Si queremos verdaderamente  transformar al país, por la educación se debería comenzar, pues sólo una sociedad masivamente educada e informada puede reclamar sus derechos y cumplir con sus obligaciones, pero esto lleva tiempo, dinero y muchos valores de los que aún carecemos. 

La excelencia debería ser el principal objetivo y si se hacen concesiones el único resultado será la mediocridad en la que ya nos encontramos.

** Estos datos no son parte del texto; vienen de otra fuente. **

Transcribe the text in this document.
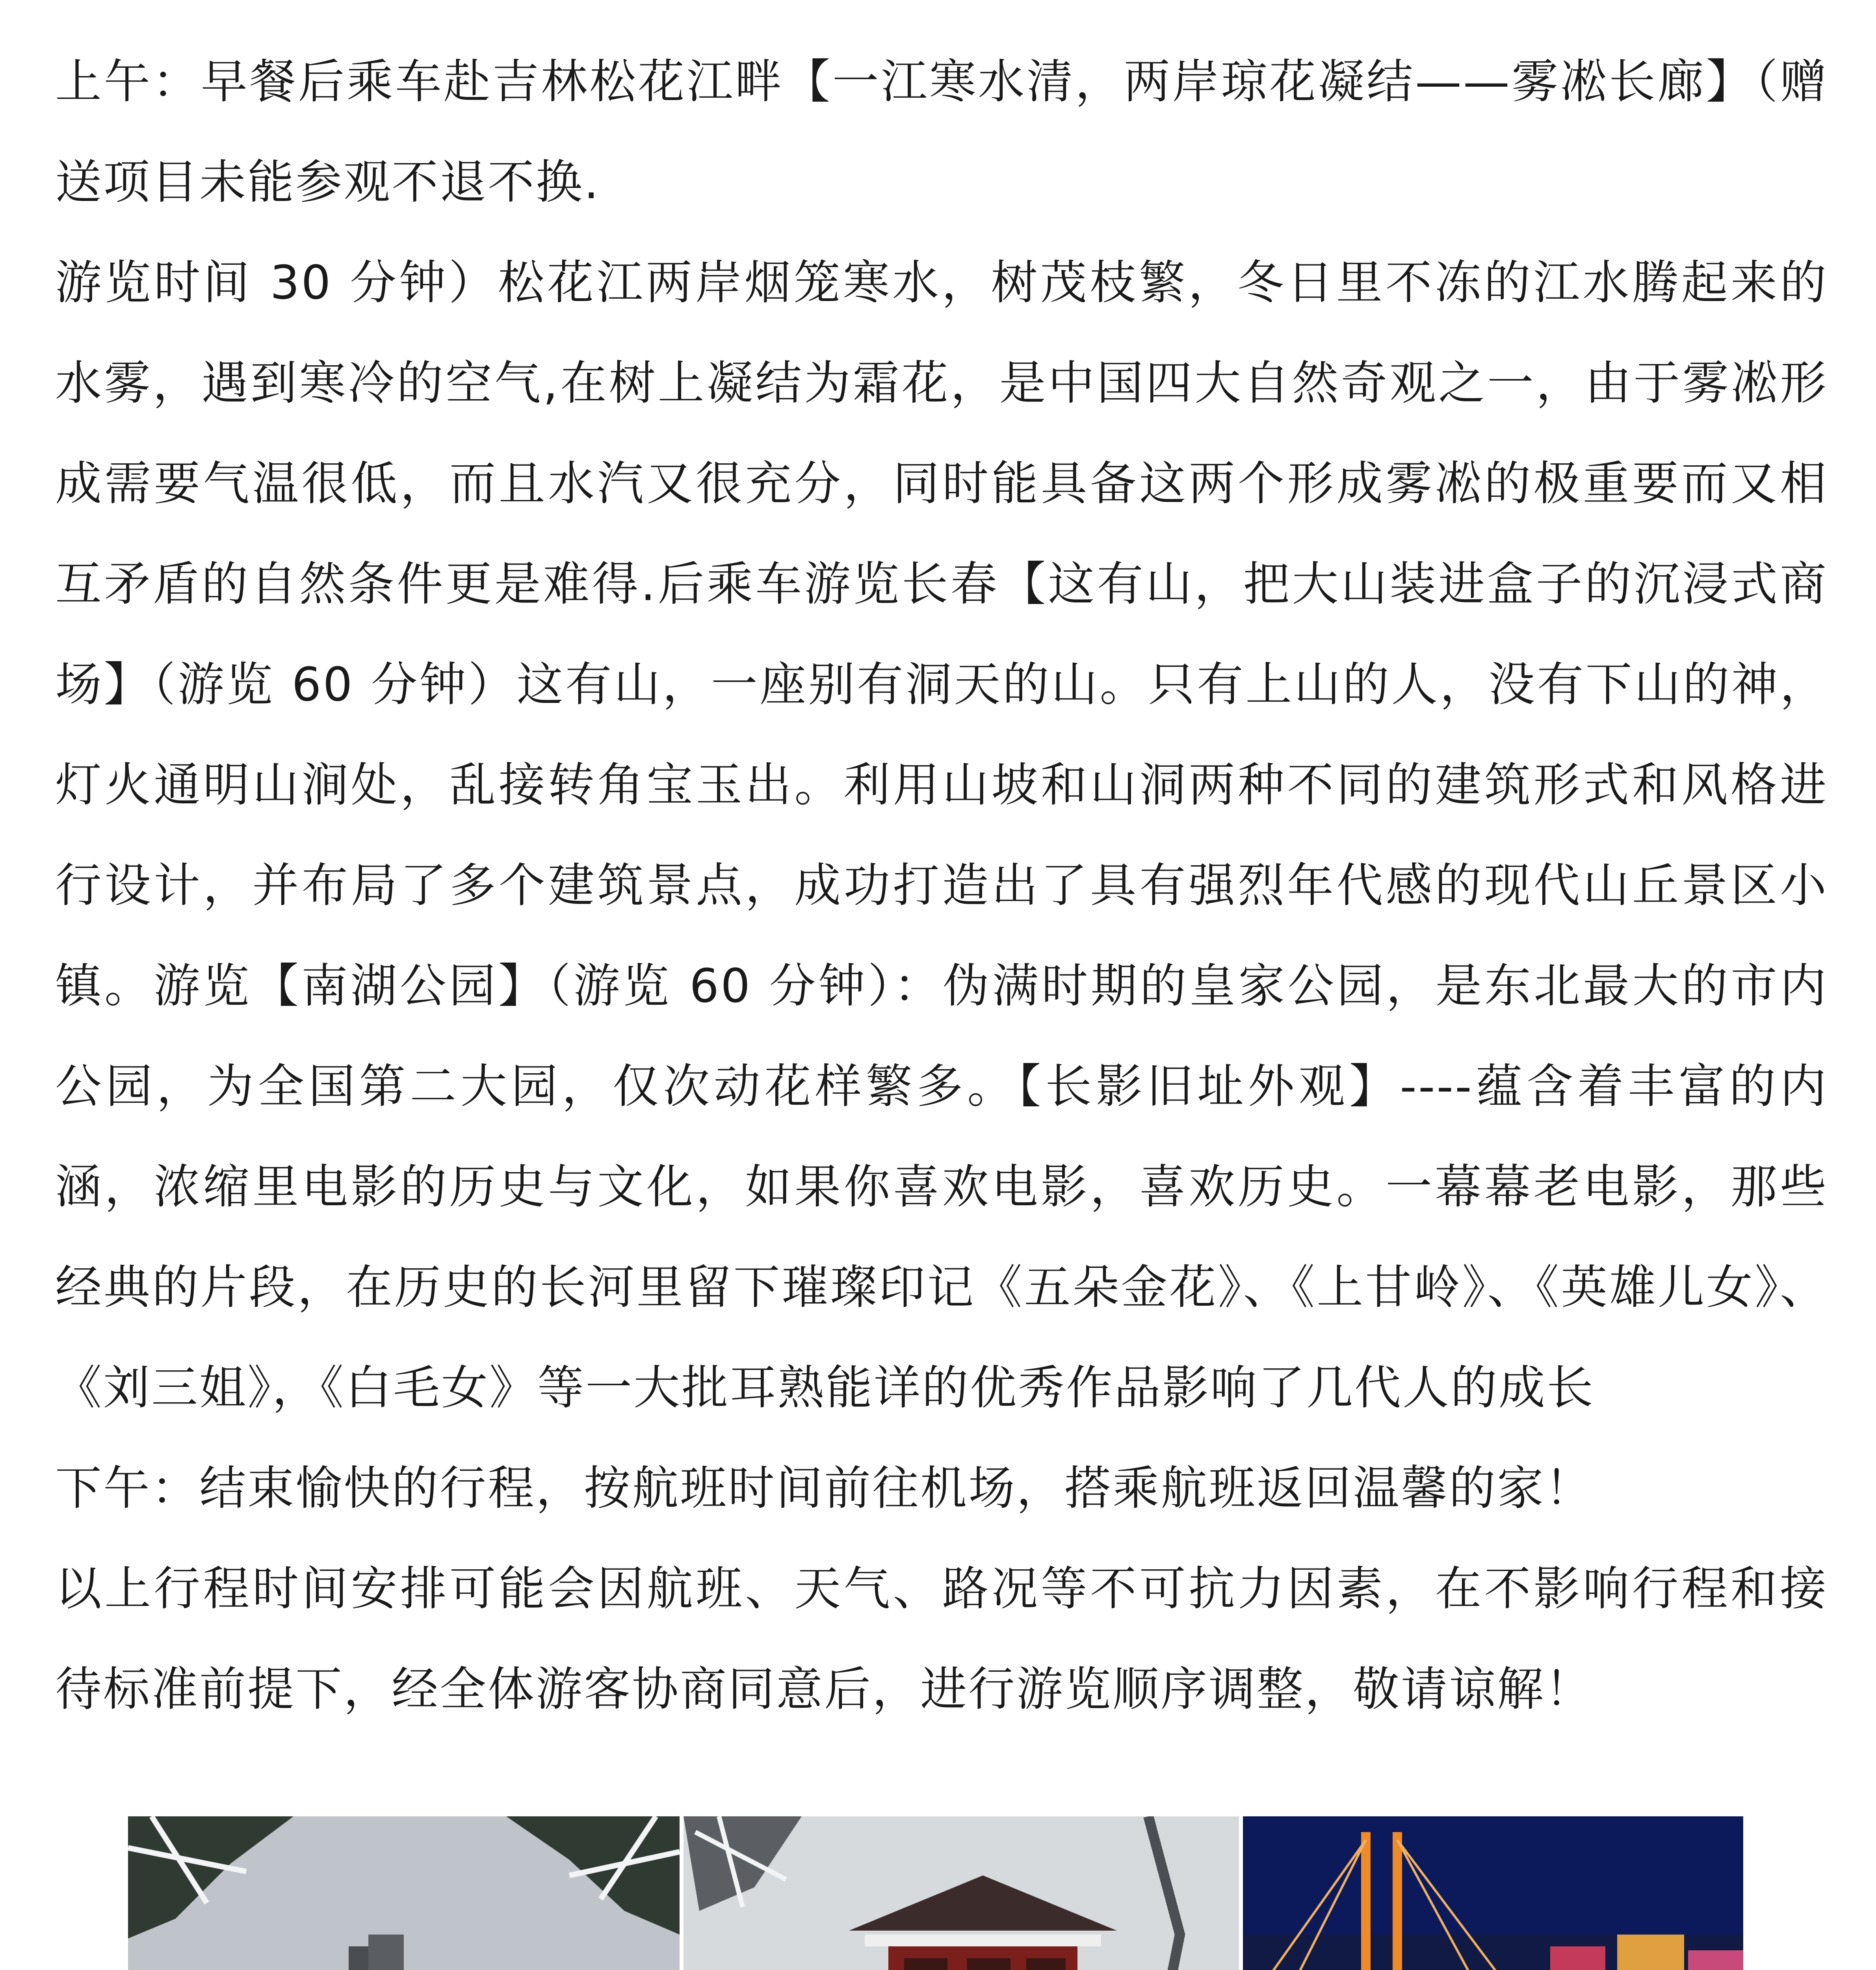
上午：早餐后乘车赴吉林松花江畔【一江寒水清，两岸琼花凝结——雾凇长廊】（赠送项目未能参观不退不换.

游览时间 30 分钟）松花江两岸烟笼寒水，树茂枝繁，冬日里不冻的江水腾起来的水雾，遇到寒冷的空气,在树上凝结为霜花，是中国四大自然奇观之一，由于雾凇形成需要气温很低，而且水汽又很充分，同时能具备这两个形成雾凇的极重要而又相互矛盾的自然条件更是难得.后乘车游览长春【这有山，把大山装进盒子的沉浸式商场】（游览 60 分钟）这有山，一座别有洞天的山。只有上山的人，没有下山的神，灯火通明山涧处，乱接转角宝玉出。利用山坡和山洞两种不同的建筑形式和风格进行设计，并布局了多个建筑景点，成功打造出了具有强烈年代感的现代山丘景区小镇。游览【南湖公园】（游览 60 分钟）：伪满时期的皇家公园，是东北最大的市内公园，为全国第二大园，仅次动花样繁多。【长影旧址外观】----蕴含着丰富的内涵，浓缩里电影的历史与文化，如果你喜欢电影，喜欢历史。一幕幕老电影，那些经典的片段，在历史的长河里留下璀璨印记《五朵金花》、《上甘岭》、《英雄儿女》、《刘三姐》，《白毛女》等一大批耳熟能详的优秀作品影响了几代人的成长

下午：结束愉快的行程，按航班时间前往机场，搭乘航班返回温馨的家！

以上行程时间安排可能会因航班、天气、路况等不可抗力因素，在不影响行程和接待标准前提下，经全体游客协商同意后，进行游览顺序调整，敬请谅解！
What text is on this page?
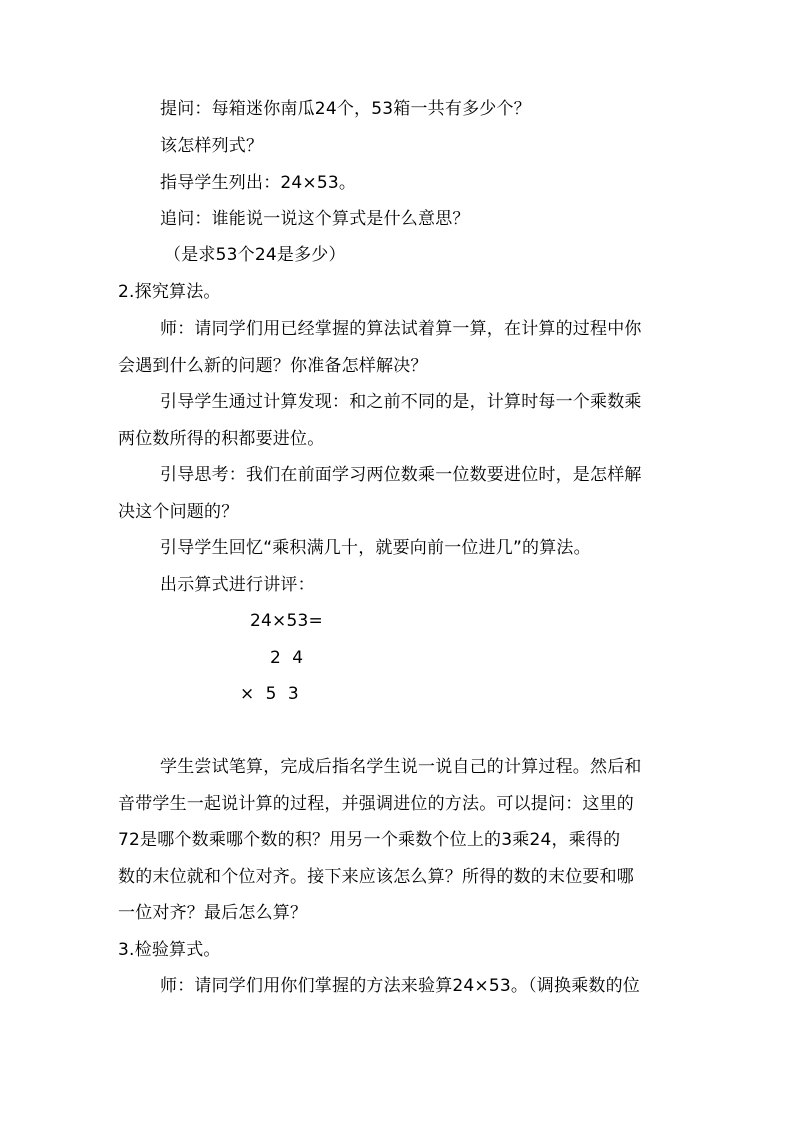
提问：每箱迷你南瓜24个，53箱一共有多少个？
该怎样列式？
指导学生列出：24×53。
追问：谁能说一说这个算式是什么意思？
（是求53个24是多少）
2.探究算法。
师：请同学们用已经掌握的算法试着算一算，在计算的过程中你
会遇到什么新的问题？你准备怎样解决？
引导学生通过计算发现：和之前不同的是，计算时每一个乘数乘
两位数所得的积都要进位。
引导思考：我们在前面学习两位数乘一位数要进位时，是怎样解
决这个问题的？
引导学生回忆“乘积满几十，就要向前一位进几”的算法。
出示算式进行讲评：
24×53=
2 4
× 5 3
学生尝试笔算，完成后指名学生说一说自己的计算过程。然后和
音带学生一起说计算的过程，并强调进位的方法。可以提问：这里的
72是哪个数乘哪个数的积？用另一个乘数个位上的3乘24，乘得的
数的末位就和个位对齐。接下来应该怎么算？所得的数的末位要和哪
一位对齐？最后怎么算？
3.检验算式。
师：请同学们用你们掌握的方法来验算24×53。（调换乘数的位
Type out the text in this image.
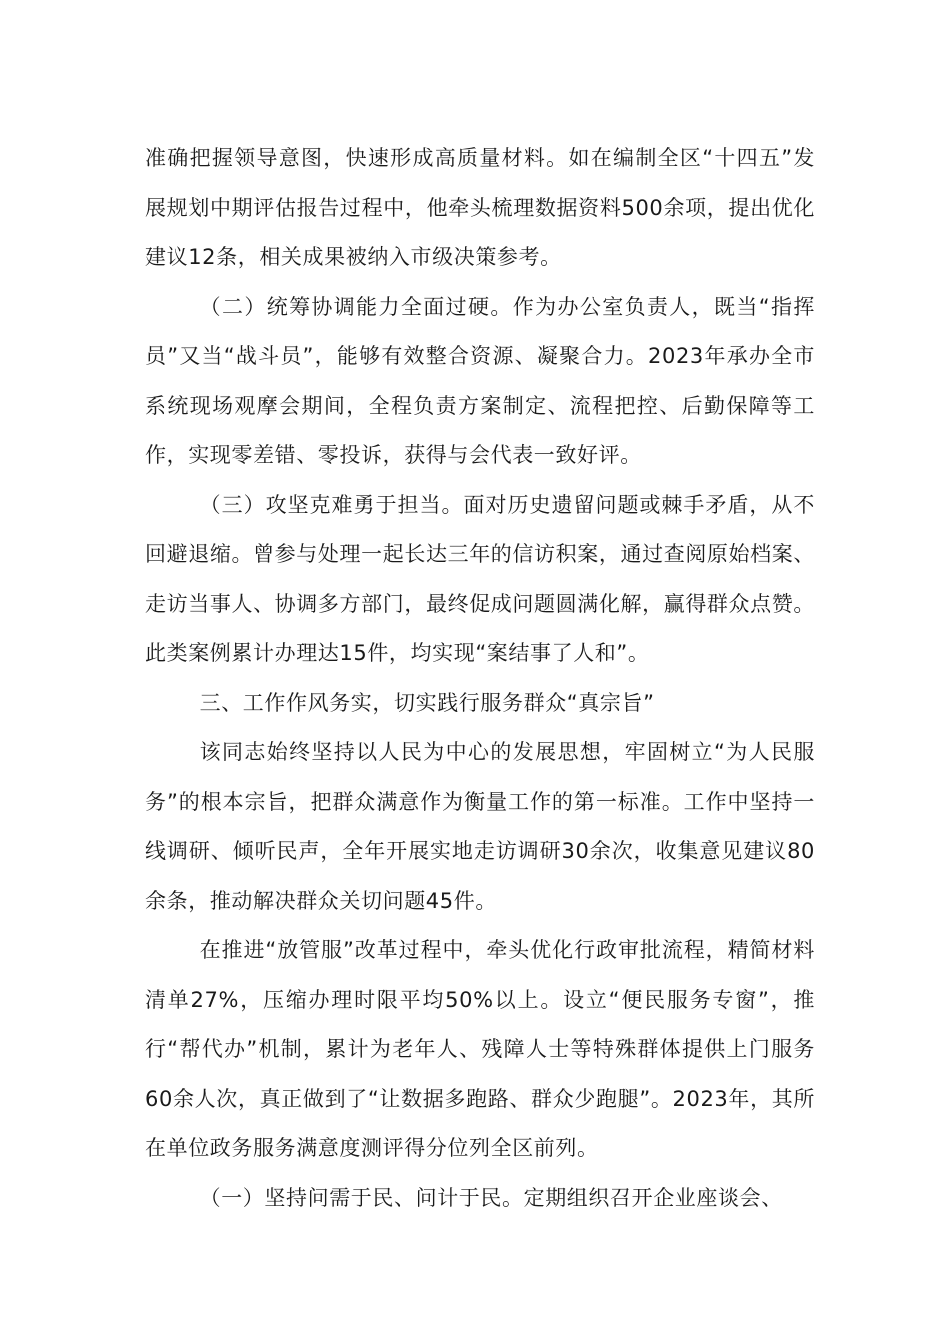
准确把握领导意图，快速形成高质量材料。如在编制全区“十四五”发展规划中期评估报告过程中，他牵头梳理数据资料500余项，提出优化建议12条，相关成果被纳入市级决策参考。

（二）统筹协调能力全面过硬。作为办公室负责人，既当“指挥员”又当“战斗员”，能够有效整合资源、凝聚合力。2023年承办全市系统现场观摩会期间，全程负责方案制定、流程把控、后勤保障等工作，实现零差错、零投诉，获得与会代表一致好评。

（三）攻坚克难勇于担当。面对历史遗留问题或棘手矛盾，从不回避退缩。曾参与处理一起长达三年的信访积案，通过查阅原始档案、走访当事人、协调多方部门，最终促成问题圆满化解，赢得群众点赞。此类案例累计办理达15件，均实现“案结事了人和”。

三、工作作风务实，切实践行服务群众“真宗旨”

该同志始终坚持以人民为中心的发展思想，牢固树立“为人民服务”的根本宗旨，把群众满意作为衡量工作的第一标准。工作中坚持一线调研、倾听民声，全年开展实地走访调研30余次，收集意见建议80余条，推动解决群众关切问题45件。

在推进“放管服”改革过程中，牵头优化行政审批流程，精简材料清单27%，压缩办理时限平均50%以上。设立“便民服务专窗”，推行“帮代办”机制，累计为老年人、残障人士等特殊群体提供上门服务60余人次，真正做到了“让数据多跑路、群众少跑腿”。2023年，其所在单位政务服务满意度测评得分位列全区前列。

（一）坚持问需于民、问计于民。定期组织召开企业座谈会、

El magisterio no es sólo una actividad laboral, sino una  verdadera vocación, y nadie que la tenga debería temerle a una evaluación, sobre todo cuando el puesto ha sido obtenido por la vía del mérito y la permanente actualización es garantía de vigencia y conservación de éste, pero como las escaleras se barren de arriba hacia abajo.  

Justo sería que los evaluadores fueran los primeros evaluados, comenzando por los que aprobaron esta iniciativa para que al término de sus “prolongados y sacrificados” periodos de sesiones a los que reprobaran,  revocación del cargo, pues sus salarios de 3 años son  muy superiores al de 30 años de los buenos maestros, que por suerte son muchos.